Ce point-ci est sujet à débat : les concessionnaires peuvent être honnêtes, et il ne s’agit pas nécessairement de remettre en cause la qualité de leurs services. Ce que les concessionnaires vous vendent, c’est en effet une sécurité dont vous ne pouvez pas avoir la certitude en achetant à un particulier : véhicule examiné par un mécanicien, garantie moteur, parfois même offre de « buyback » (garantie de rachat du véhicule à la fin de votre voyage). Tout ça, c’est bien, mais ça a un coût : acheter chez un concessionnaire vous expose à des prix deux fois plus élevés qu’acheter à un particulier.

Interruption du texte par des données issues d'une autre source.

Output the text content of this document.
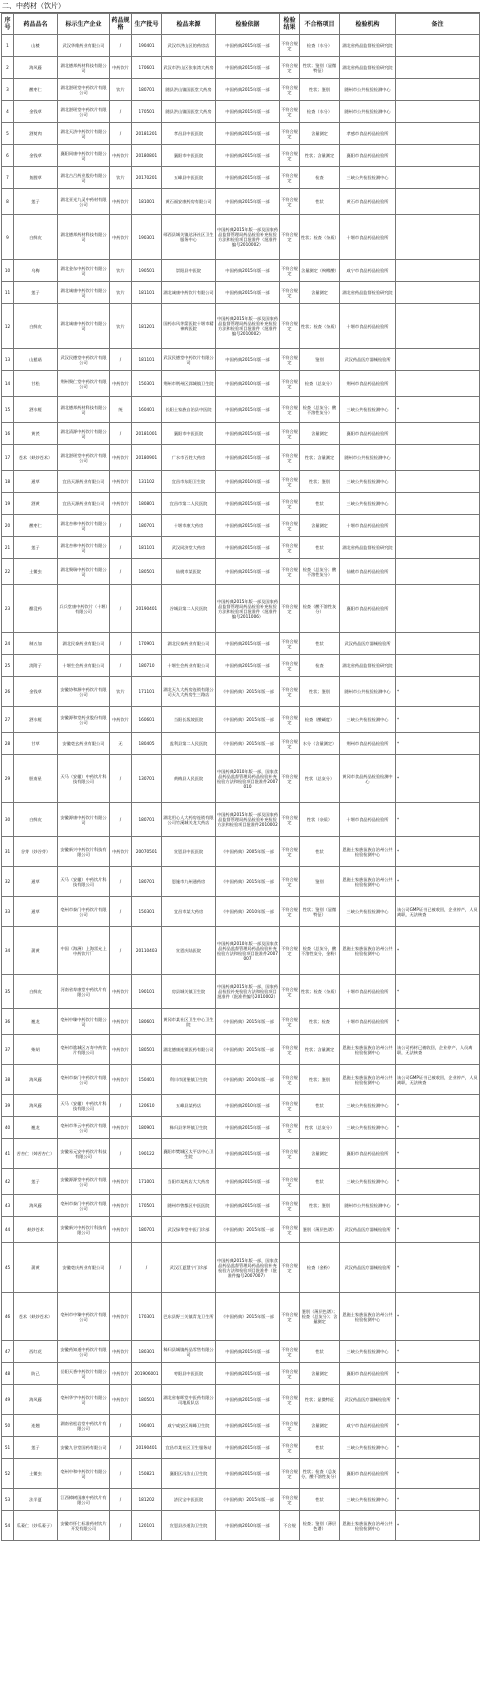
二、中药材（饮片）
序号	药品品名	标示生产企业	药品规格	生产批号	检品来源	检验依据	检验结果	不合格项目	检验机构	备注
1	山楂	武汉华维药业有限公司	/	190401	武汉市洪山区的药房店	中国药典2015年版一部	不符合规定	检查（水分）	湖北省药品监督检验研究院	
2	海风藤	湖北德邦药材科技有限公司	中药饮片	170601	武汉市洪山区张家湾大药房	中国药典2015年版一部	不符合规定	性状；鉴别（显微特征）	湖北省药品监督检验研究院	
3	酸枣仁	湖北湛瑶堂中药饮片有限公司	饮片	180701	随县洪山镇国医堂大药房	中国药典2015年版一部	不符合规定	性状；鉴别	随州市公共检验检测中心	
4	金钱草	湖北湛瑶堂中药饮片有限公司	/	170501	随县洪山镇国医堂大药房	中国药典2015年版一部	不符合规定	检查（水分）	随州市公共检验检测中心	
5	酒萸肉	湖北天济中药饮片有限公司	/	20181201	孝昌县中医医院	中国药典2015年版一部	不符合规定	含量测定	孝感市食品药品检验所	
6	金钱草	襄阳同康中药饮片有限公司	中药饮片	20180801	襄阳市中医医院	中国药典2015年版一部	不符合规定	性状；含量测定	襄阳市食品药品检验所	
7	鱼腥草	湖北古吕药业股份有限公司	饮片	20170201	五峰县中医医院	中国药典2015年版一部	不符合规定	检查	三峡公共检验检测中心	
8	莲子	湖北亚光九灵中药材有限公司	中药饮片	181001	黄石福安康药房有限公司	中国药典2015年版一部	不符合规定	性状	黄石市食品药品检验所	
9	白鲜皮	湖北德邦药材科技有限公司	中药饮片	190301	郧西县城关镇达泽社区卫生服务中心	中国药典2015年版一部及国家药品监督管理局药品检验补充检验方法和检验项目批准件（批准件编号2010002）	不符合规定	性状；检查（杂质）	十堰市食品药品检验所	
10	乌梅	湖北金东中药饮片有限公司	饮片	190501	崇阳县中医院	中国药典2015年版一部	不符合规定	含量测定（枸橼酸）	咸宁市食品药品检验所	
11	莲子	湖北诚康中药饮片有限公司	饮片	181101	湖北诚康中药饮片有限公司	中国药典2015年版一部	不符合规定	含量测定	湖北省药品监督检验研究院	
12	白鲜皮	湖北诚康中药饮片有限公司	饮片	181201	国药东风茅箭医院十堰市精神病医院	中国药典2015年版一部及国家药品监督管理局药品检验补充检验方法和检验项目批准件（批准件编号2010002）	不符合规定	性状；检查（杂质）	十堰市食品药品检验所	
13	山慈菇	武汉民德堂中药饮片有限公司	/	181101	武汉民德堂中药饮片有限公司	中国药典2015年版一部	不符合规定	鉴别	武汉药品医疗器械检验所	
14	甘松	荆州聚仁堂中药饮片有限公司	中药饮片	150301	荆州市荆州区郢城镇卫生院	中国药典2010年版一部	不符合规定	检查（总灰分）	荆州市食品药品检验所	
15	洒水蛭	湖北德邦药材科技有限公司	统	160401	长阳土家族自治县中医院	中国药典2015年版一部	不符合规定	检查（总灰分；酸不溶性灰分）	三峡公共检验检测中心	*
16	黄芪	湖北清源中药饮片有限公司	/	20181001	襄阳市中医医院	中国药典2015年版一部	不符合规定	含量测定	襄阳市食品药品检验所	
17	苍术（麸炒苍术）	湖北湛瑶堂中药饮片有限公司	中药饮片	20180901	广水市百姓大药房	中国药典2015年版一部	不符合规定	性状；含量测定	随州市公共检验检测中心	
18	通草	宜昌天源药业有限公司	中药饮片	131102	宜昌市东阳卫生院	中国药典2010年版一部	不符合规定	性状；鉴别	三峡公共检验检测中心	
19	酒黄	宜昌天源药业有限公司	中药饮片	180801	宜昌市第二人民医院	中国药典2015年版一部	不符合规定	性状	三峡公共检验检测中心	
20	酸枣仁	湖北杏林中药饮片有限公司	/	180701	十堰市康大药房	中国药典2015年版一部	不符合规定	含量测定	十堰市食品药品检验所	
21	莲子	湖北杏林中药饮片有限公司	/	181101	武汉同济堂大药房	中国药典2015年版一部	不符合规定	性状	湖北省药品监督检验研究院	
22	土鳖虫	湖北聚瑞中药饮片有限公司	/	180501	仙桃市某医院	中国药典2015年版一部	不符合规定	检查（总灰分；酸不溶性灰分）	仙桃市食品药品检验所	
23	醋没药	兵兵堂康中药饮片（十堰）有限公司	/	20190401	谷城县第二人民医院	中国药典2015年版一部及国家药品监督管理局药品检验补充检验方法和检验项目批准件（批准件编号2011006）	不符合规定	检查（酸不溶性灰分）	襄阳市食品药品检验所	
24	制五加	湖北民泰药业有限公司	/	170901	湖北民泰药业有限公司	中国药典2015年版一部	不符合规定	性状	武汉药品医疗器械检验所	
25	淡附子	十堰生会药业有限公司	/	180710	十堰生会药业有限公司	中国药典2015年版一部	不符合规定	检查	湖北省药品监督检验研究院	
26	金钱草	安徽协和源中药饮片有限公司	饮片	171101	湖北天九大药房连锁有限公司天九大药房生三路店	《中国药典》2015年版一部	不符合规定	性状；鉴别	随州市公共检验检测中心	*
27	洒水蛭	安徽源和堂药业股份有限公司	中药饮片	160601	当阳长坂坡医院	《中国药典》2015年版一部	不符合规定	检查（酸碱度）	三峡公共检验检测中心	*
28	甘草	安徽亳玄药业有限公司	无	180405	监利县第二人民医院	《中国药典》2015年版一部	不符合规定	水分（含量测定）	荆州市食品药品检验所	*
29	胆南星	天马（安徽）中药饮片科技有限公司	/	130701	黄梅县人民医院	中国药典2010年版一部，国家食品药品监督管理局药品检验补充检验方法和检验项目批准件2007010	不符合规定	性状（总灰分）	黄冈市食品药品检验检测中心	*
30	白鲜皮	安徽源康中药饮片有限公司	/	180701	湖北用心人大药房连锁有限公司竹溪城关龙大药店	中国药典2015年版一部及国家药品监督管理局药品检验补充检验方法和检验项目批准件2010002	不符合规定	性状（杂质）	十堰市食品药品检验所	*
31	谷芽（炒谷芽）	安徽新兴中药饮片科技有限公司	中药饮片	20070501	宣恩县中医医院	《中国药典》2005年版一部	不符合规定	性状	恩施土家族苗族自治州公共检验检测中心	*
32	通草	天马（安徽）中药饮片科技有限公司	/	180701	恩施市九州通药房	《中国药典》2015年版一部	不符合规定	鉴别	恩施土家族苗族自治州公共检验检测中心	*
33	通草	亳州市泰门中药饮片有限公司	/	150301	宜昌市某大药房	《中国药典》2010年版一部	不符合规定	性状；鉴别（显微特征）	三峡公共检验检测中心	该公司GMP证书已被收回，企业停产，人员离职，无法核查
34	蒲黄	中国（海洲）上海雷允上中药饮片厂	/	20110403	宣恩庆陆医院	中国药典2010年版一部及国家食品药品监督管理局药品检验补充检验方法和检验项目批准件2007007	不符合规定	检查（总灰分，酸不溶性灰分，金粉）	恩施土家族苗族自治州公共检验检测中心	*
35	白鲜皮	河南省寿康堂中药饮片有限公司	中药饮片	190101	房县城关镇卫生院	中国药典2015年版一部，国家药品检验补充检验方法和检验项目批准件（批准件编号2010002）	不符合规定	性状；检查（杂质）	十堰市食品药品检验所	*
36	翘龙	亳州中臻中药饮片有限公司	中药饮片	180601	黄冈市某社区卫生中心卫生院	《中国药典》2015年版一部	不符合规定	性状；检查	十堰市食品药品检验所	*
37	柴胡	亳州市谯城区万寿中药饮片有限公司	中药饮片	180501	湖北德康连锁医药有限公司	《中国药典》2015年版一部	不符合规定	性状；含量测定	恩施土家族苗族自治州公共检验检测中心	该公司药材已被收回，企业停产，人员离职，无法核查
38	海风藤	亳州市泰门中药饮片有限公司	中药饮片	150401	利川市团堡镇卫生院	《中国药典》2010年版一部	不符合规定	性状；鉴别	恩施土家族苗族自治州公共检验检测中心	该公司GMP证书已被收回，企业停产，人员离职，无法核查
39	海风藤	天马（安徽）中药饮片科技有限公司	/	120610	五峰县某药店	中国药典2010年版一部	不符合规定	性状	三峡公共检验检测中心	*
40	翘龙	亳州市华云中药饮片有限公司	中药饮片	180901	秭归县茅坪镇卫生院	中国药典2015年版一部	不符合规定	性状（总灰分）	三峡公共检验检测中心	*
41	苦杏仁（焯苦杏仁）	安徽易元安中药饮片科技有限公司	/	190122	襄阳市樊城区太平店中心卫生院	中国药典2015年版一部	不符合规定	含量测定	襄阳市食品药品检验所	*
42	莲子	安徽源源堂中药饮片有限公司	中药饮片	171001	当阳市某药店大大药房	中国药典2015年版一部	不符合规定	性状	三峡公共检验检测中心	*
43	海风藤	亳州市泰门中药饮片有限公司	中药饮片	170501	随州市曾都区中医医院	中国药典2015年版一部	不符合规定	性状；鉴别	随州市公共检验检测中心	*
44	麸炒苍术	安徽新兴中药饮片科技有限公司	中药饮片	180701	武汉绿华堂中医门诊部	《中国药典》2015年版一部	不符合规定	鉴别（薄层色谱）	武汉药品医疗器械检验所	*
45	蒲黄	安徽亳庆药业有限公司	/	/	武汉江夏慧宁门诊部	中国药典2015年版一部，国家食品药品监督管理局药品检验补充检验方法和检验项目批准件（批准件编号2007007）	不符合规定	检查（金粉）	武汉药品医疗器械检验所	*
46	苍术（麸炒苍术）	亳州市中臻中药饮片有限公司	中药饮片	170301	巴东县野三关镇青龙卫生所	《中国药典》2015年版一部	不符合规定	鉴别（薄层色谱）；检查（总灰分）；含量测定	恩施土家族苗族自治州公共检验检测中心	*
47	西红花	安徽药知道中药饮片有限公司	中药饮片	180301	秭归县城镇药品零售有限公司	中国药典2015年版一部	不符合规定	性状	三峡公共检验检测中心	*
48	防己	岳阳天香中药饮片有限公司	中药饮片	201906001	枣阳县中医医院	中国药典2015年版一部	不符合规定	含量测定	襄阳市食品药品检验所	*
49	海风藤	亳州华宇中药饮片有限公司	中药饮片	180501	湖北省春晖堂中医药有限公司地质队店	中国药典2015年版一部	不符合规定	性状；显微特征	武汉药品医疗器械检验所	*
50	连翘	湖南省松岩堂中药饮片有限公司	/	190401	咸宁咸安区周峰卫生院	中国药典2015年版一部	不符合规定	含量测定	咸宁市食品药品检验所	*
51	莲子	安徽九谷堂国药有限公司	/	20190401	宜昌市某社区卫生服务站	中国药典2015年版一部	不符合规定	性状	三峡公共检验检测中心	*
52	土鳖虫	亳州中和中药饮片有限公司	/	150821	襄阳区冯汝山卫生院	中国药典2015年版一部	不符合规定	性状；检查（总灰分，酸不溶性灰分）	襄阳市食品药品检验所	*
53	法半夏	江西樟树国康中药饮片有限公司	/	181202	济民宝中医医院	《中国药典》2015年版一部	不符合规定	性状	三峡公共检验检测中心	*
54	瓜蒌仁（炒瓜蒌子）	安徽市怀仁标准药材饮片开发有限公司	/	120101	宣恩县沙道沟卫生院	中国药典2010年版一部	不合规	检查；鉴别（薄层色谱）	恩施土家族苗族自治州公共检验检测中心	*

Dur à avaler sur un budget de backpacker, d’autant qu’à la fin du voyage vous devrez revendre votre véhicule… et en tant que particulier, vous ne pourrez vraiment pas vous permettre de pratiquer les mêmes prix qu’un concessionnaire !
Cas pratique ? Les voitures de backpackers (« station wagon ») se vendent en moyenne AU$2000 chez les particuliers, et AU$4000 chez les concessionnaires. En achetant à un concessionnaire, vous prenez donc le risque d’une perte nette de AU$2000 au moment de la revente… la valeur de la garantie moteur en prend tout de suite un « coût » !

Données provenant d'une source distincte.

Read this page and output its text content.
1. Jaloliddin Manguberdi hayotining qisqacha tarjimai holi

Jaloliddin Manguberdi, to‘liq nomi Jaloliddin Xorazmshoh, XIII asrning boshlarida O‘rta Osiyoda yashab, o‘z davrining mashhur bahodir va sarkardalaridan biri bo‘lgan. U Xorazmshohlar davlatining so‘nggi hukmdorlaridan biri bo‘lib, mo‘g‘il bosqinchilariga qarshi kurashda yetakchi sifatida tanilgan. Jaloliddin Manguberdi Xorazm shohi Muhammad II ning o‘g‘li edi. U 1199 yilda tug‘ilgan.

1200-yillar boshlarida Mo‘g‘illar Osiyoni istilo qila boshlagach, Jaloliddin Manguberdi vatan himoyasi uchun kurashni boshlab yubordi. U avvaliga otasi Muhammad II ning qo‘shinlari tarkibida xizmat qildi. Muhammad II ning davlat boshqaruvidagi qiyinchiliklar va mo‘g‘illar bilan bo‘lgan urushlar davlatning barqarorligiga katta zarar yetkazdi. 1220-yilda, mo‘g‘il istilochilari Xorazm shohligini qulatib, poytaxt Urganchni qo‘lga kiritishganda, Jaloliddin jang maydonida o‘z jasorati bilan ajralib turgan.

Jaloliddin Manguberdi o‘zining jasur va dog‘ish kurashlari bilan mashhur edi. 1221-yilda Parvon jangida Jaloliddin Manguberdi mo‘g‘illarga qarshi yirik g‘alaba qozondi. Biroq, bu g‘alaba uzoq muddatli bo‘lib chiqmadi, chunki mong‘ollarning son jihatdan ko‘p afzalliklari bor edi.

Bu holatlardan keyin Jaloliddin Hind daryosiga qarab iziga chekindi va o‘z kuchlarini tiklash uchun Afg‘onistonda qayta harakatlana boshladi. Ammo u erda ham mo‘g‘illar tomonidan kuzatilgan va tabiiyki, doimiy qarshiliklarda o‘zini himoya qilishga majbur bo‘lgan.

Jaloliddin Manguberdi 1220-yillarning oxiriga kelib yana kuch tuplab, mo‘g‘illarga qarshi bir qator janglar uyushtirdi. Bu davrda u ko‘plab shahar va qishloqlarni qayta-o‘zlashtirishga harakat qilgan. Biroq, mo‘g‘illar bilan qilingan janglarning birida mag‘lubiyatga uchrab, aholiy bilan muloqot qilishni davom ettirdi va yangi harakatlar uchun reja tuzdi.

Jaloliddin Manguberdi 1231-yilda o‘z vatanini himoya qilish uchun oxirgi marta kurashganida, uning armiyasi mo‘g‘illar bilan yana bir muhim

Pour le meilleur et pour le pire, le « fruitpicking », c’est-à-dire faire les récoltes, et le petit boulot attitré du WHV moyen. Et ce n’est pas forcément un mal : faire du picking, ça peut rapporter gros, et les meilleurs travailleurs qui, avec un peu d’expérience et de motivation, arrivent à vous dépioter un champ à vitesse grand V peuvent se faire des semaines à AU$1000. De quoi en faire rêver plus d’un.
Là où le rêve peut tourner au cauchemar, toutefois, c’est que plus que toute autre l’industrie du picking fait l’objet d’abus. Certaines régions qui sont de véritables aimants à backpackers ont particulièrement mauvaise réputation à ce niveau-là (Bundaberg, pour ne pas la nommer !). Comment faire la différence entre arnaque et bon plan ?
Dernier aspect courant du voyage : faire l’expérience de travailler chez l’habitant, en échange du gîte et du couvert. Là, il n’y a pas d’arnaque, et l’erreur à ne pas commettre dépend entièrement de vous ! Vous vous étonnez d’avoir envoyé plein d’e-mails à des hôtes potentiels et de n’avoir reçu aucune réponse ? Relisez-vous, et vérifiez que vous n’avez pas fait quelques erreurs aussi communes qu’impardonnables :
Salut ! Dans la vraie vie, quand je ne me cache pas derrière mon sobriquet de brosse à dents, je m'appelle Stef.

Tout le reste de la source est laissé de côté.